Kirchdorf - Die Weichen für den Neubau des Feuerwehrhauses in Wippenhausen sind gestellt. Mit drei Gegenstimmen hat der Gemeinderat das Millionenprojekt beschlossen. Die Gemeinde wird dafür laut Kostenschätzung rund 785 000 Euro hinblättern.

„Ich bin froh über die Entscheidung. Eine Alternative hätte es nicht mehr gegeben“, sagte Bürgermeister Konrad Springer auf Anfrage.

Diesem wegweisenden Beschluss war eine detaillierte Vorstellung der Kostenschätzung durch Springer und den Planer Peter Wacker vorangegangen. Der hatte für das Gebäude Kosten in Höhe von rund 749 000 Euro ermittelt. Die Kosten für die Außenanlagen und die Nebenkosten belaufen sich auf rund 300 000 Euro. Der Anteil der Eigenleistungen - hier hat man laut Springer rund 7000 Stunden angesetzt - liegt bei geschätzten 103 000 Euro. Die Gemeinde rechnet mit einem Zuschuss in Höhe von 93 000 Euro. Der Verkauf des alten Feuerwehrhauses wird etwa 70 000 Euro bringen. Die Gemeinde muss somit noch rund 785 000 Euro berappen.

Springer betonte, dass die Eigenleistung noch „Potenzial nach oben“ habe: „Wir haben den Anteil zunächst sehr gering angesetzt.“ Nach Ansicht von Wildgruber werden die geschätzten Eigenleistungen „deutlich übertroffen“.

Die Kosten seien zwar „sehr hoch“, fanden Susanne Ackstaller und Elisabeth Hörand. Da aber die Vorarbeiten soweit abgeschlossen seien, „stellt sich die Frage nicht mehr, es nicht zu bauen“, sagte Ackstaller. Hörand regte jedoch an, die Kosten zu deckeln. Laut Springer sei dies nicht notwendig, da die einzelnen Gewerke im Gemeinderat beraten und freigegeben werden sollen.

Wie denn das mit den laufenden Kosten für das Feuerwehrhaus geregelt werden soll, wollte Uwe Gerlsbeck wissen. „Eine kostenlose Überlassung wird wohl nicht möglich sein“, sagte der Bürgermeister. Man überlegt, von den Vereinen für die Gebäudenutzung Miete beziehungsweise Pacht zu verlangen.

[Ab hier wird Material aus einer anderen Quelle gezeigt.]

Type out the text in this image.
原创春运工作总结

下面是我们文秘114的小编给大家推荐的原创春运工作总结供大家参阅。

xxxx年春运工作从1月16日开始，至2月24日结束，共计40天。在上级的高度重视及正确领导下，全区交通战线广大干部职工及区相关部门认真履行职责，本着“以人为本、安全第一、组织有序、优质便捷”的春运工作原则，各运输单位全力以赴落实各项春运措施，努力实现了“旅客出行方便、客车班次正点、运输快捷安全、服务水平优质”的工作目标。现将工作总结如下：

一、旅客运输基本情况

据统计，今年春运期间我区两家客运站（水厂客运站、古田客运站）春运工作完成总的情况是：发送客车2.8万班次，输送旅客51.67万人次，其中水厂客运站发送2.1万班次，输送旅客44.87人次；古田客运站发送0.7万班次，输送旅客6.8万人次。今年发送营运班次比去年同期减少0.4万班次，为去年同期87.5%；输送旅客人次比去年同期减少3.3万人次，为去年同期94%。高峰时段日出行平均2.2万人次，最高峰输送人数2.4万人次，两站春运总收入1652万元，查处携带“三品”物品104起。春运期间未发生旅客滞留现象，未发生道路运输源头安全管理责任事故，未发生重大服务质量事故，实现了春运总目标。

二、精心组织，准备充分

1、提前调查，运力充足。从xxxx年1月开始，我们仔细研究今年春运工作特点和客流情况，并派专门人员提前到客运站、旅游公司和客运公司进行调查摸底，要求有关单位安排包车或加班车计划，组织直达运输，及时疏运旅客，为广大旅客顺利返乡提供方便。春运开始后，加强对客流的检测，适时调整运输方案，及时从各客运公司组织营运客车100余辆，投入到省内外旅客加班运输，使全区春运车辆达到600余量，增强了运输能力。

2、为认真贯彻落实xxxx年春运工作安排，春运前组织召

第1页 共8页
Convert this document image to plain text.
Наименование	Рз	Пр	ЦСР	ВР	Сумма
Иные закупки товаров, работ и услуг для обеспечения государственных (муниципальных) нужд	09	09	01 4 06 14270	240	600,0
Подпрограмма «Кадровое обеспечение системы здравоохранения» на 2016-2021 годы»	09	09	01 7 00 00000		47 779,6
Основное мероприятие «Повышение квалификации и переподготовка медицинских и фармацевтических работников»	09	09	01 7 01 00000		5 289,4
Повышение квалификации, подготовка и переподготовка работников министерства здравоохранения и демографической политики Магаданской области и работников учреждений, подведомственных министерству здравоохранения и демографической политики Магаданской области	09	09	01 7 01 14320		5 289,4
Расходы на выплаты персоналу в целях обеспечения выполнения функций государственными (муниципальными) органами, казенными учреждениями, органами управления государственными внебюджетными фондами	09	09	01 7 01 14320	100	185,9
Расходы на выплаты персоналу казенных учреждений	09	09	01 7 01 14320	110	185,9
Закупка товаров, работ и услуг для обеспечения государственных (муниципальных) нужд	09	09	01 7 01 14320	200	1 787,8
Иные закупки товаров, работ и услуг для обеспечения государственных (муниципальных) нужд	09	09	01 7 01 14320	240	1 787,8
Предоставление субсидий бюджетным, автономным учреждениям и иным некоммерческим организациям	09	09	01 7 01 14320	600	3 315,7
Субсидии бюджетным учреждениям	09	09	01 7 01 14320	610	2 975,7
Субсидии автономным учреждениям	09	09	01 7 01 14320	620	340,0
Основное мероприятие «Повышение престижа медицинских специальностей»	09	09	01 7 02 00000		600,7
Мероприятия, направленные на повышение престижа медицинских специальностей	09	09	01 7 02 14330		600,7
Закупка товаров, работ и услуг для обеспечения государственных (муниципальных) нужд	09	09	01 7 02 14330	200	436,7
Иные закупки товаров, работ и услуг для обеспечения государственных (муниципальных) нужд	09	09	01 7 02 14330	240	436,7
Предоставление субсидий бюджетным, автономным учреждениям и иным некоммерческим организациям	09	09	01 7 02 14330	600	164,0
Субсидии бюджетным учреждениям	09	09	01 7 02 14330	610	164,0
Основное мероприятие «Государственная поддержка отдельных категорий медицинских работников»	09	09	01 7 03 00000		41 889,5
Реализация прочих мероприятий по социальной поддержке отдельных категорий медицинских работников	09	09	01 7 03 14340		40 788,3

Mit 10:3 Stimmen wurde der Neubau auf den Weg geschickt. Jetzt kann das Bebauungsplanverfahren in die Wege geleitet werden. Springer geht davon aus, dass - wenn alles nach Plan läuft - im Frühjahr die Bauarbeiten beginnen können.

Gut zu wissen

Im neuen Feuerwehrhaus sollen neben der FFW Wippenhausen auch der Schützenverein mit einem Schießstand sowie Räumlichkeiten für die Dorfgemeinschaft untergebracht werden. Die Pläne wurden mehrfach abgespeckt, der jetzt vorhandene Platz ist gerade ausreichend. Mehr, so Springer, hätte man nicht mehr streichen können.